Anna Niescu, on the other hand. Luisa wished she could believe the girl knew what was coming. The birth was one thing – and Luisa found herself squeezing her eyes shut in the dark in an effort not to remember any detail of how that felt – getting that baby out safely was one thing. Dealing with whatever was waiting out there for her to learn about her beloved fiancé was another.
The three of them had sat there under the light as it grew dark outside, Sandro’s scrawled pages of notes between them, shuffled around the table like cards. Each of them thinking silently about Anna, whose fate they were deciding, moving slowly around the old-fashioned kitchen of the Loggiata, trying to get comfortable in her narrow bed.
By nine they still hadn’t eaten anything, so Luisa had sorted out a plate of good market ham, some bread turning hard in the heat, a
jar of pickled vegetables, even though no one had asked for food. Sandro had doggedly forked his way through a plateful, only pausing to ask, halfway through, ‘Did they have figs at the market? The black ones?’ Luisa had said she’d get him some tomorrow in her lunch break; they’d eaten those figs when they went away on their honeymoon, and August always reminded him of them. A short season, a week or so, a short life – twelve hours, barely enough to get them to the market before they dissolved into their own juices.
Giuli had only picked at the food, but Luisa had said nothing.

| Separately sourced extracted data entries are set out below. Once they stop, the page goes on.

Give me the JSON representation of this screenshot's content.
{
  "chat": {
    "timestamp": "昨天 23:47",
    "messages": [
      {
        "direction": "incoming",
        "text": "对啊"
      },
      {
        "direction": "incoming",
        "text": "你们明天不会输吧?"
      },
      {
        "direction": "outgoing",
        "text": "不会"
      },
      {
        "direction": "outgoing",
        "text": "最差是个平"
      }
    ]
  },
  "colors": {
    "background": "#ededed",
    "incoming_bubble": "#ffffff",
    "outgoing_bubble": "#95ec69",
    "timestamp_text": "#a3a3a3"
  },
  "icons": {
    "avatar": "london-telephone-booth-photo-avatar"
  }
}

Sandro had set it out for them while they listened in silence, both their hearts sinking, Luisa could tell by looking at Giuli’s face. Anna’s fiancé Josef was not a bank manager, of course he wasn’t.

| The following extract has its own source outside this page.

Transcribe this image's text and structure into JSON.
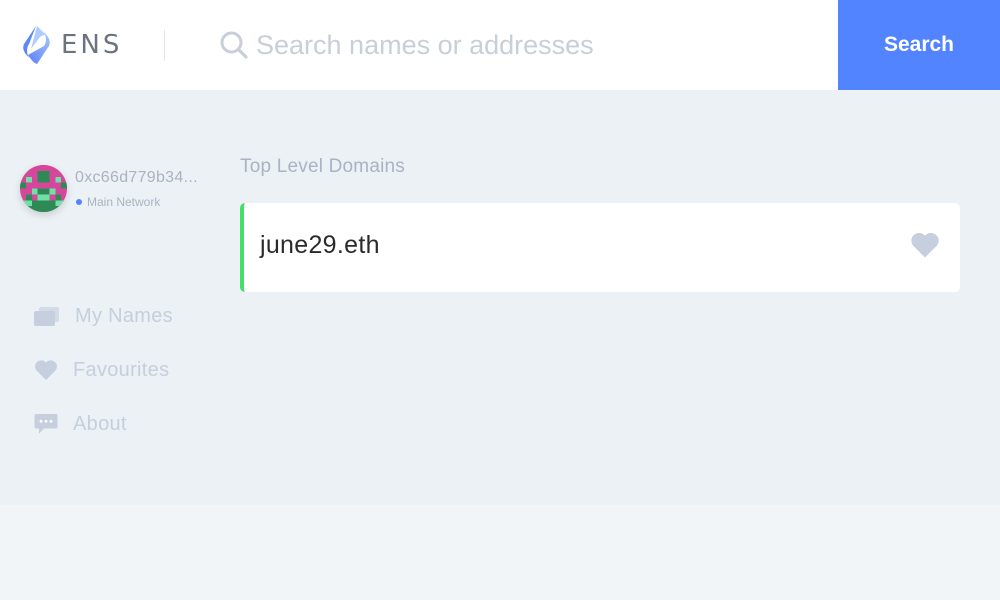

‘We know his name now,’ he’d said.
Anna’s beloved was Josef Cynaricz, a Roma who’d started life in southern Poland and passed through a transit camp outside Ostia three years ago, a gypsy boy whose DNA the police had on file. No one’s idea of the perfect son-in-law. Someone was keeping him quiet with the loan – or promise – of the apartment at Firenze Sud. What was he keeping quiet about?
‘Not for any good reason,’ Sandro had said, frowning. ‘The DNA. There was no evidence of criminal activity, none.’

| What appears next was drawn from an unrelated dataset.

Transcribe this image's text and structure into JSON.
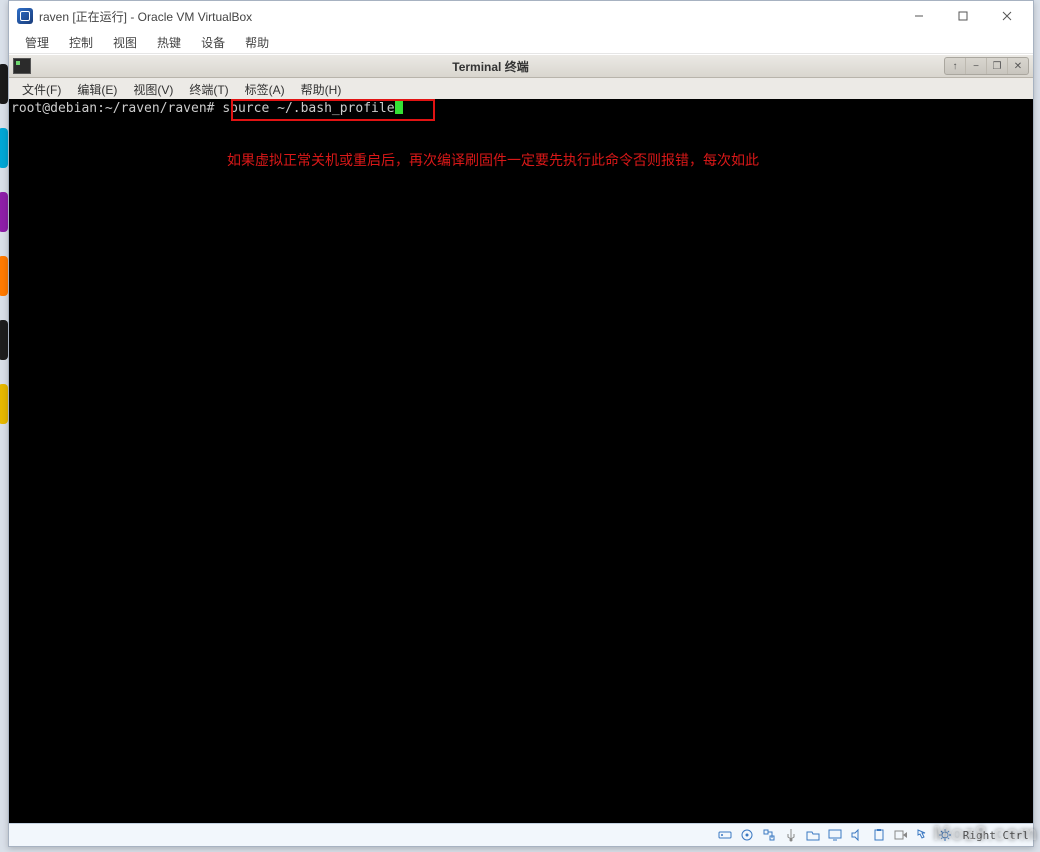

She’d never known him take issue before, seriously take issue, with some of the sleight of hand carried out by what he’d always thought of as his force, the Polizia dello Stato, one to which, despite the fact it had forced him into early retirement, he had always remained fiercely loyal.
Now, it seemed, his loyalties were beginning to shift.
‘I don’t think she’s stupid,’ Sandro had said stubbornly. ‘He might be a traveller but nothing she’s said about him makes him sound like some fly-by-night, love ‘em and leave ‘em type.’ He had slapped a hand on the table, surprisingly loud. ‘He’d be long gone if he was. He stuck around till the eighth month, for God’s sake. Why go now?’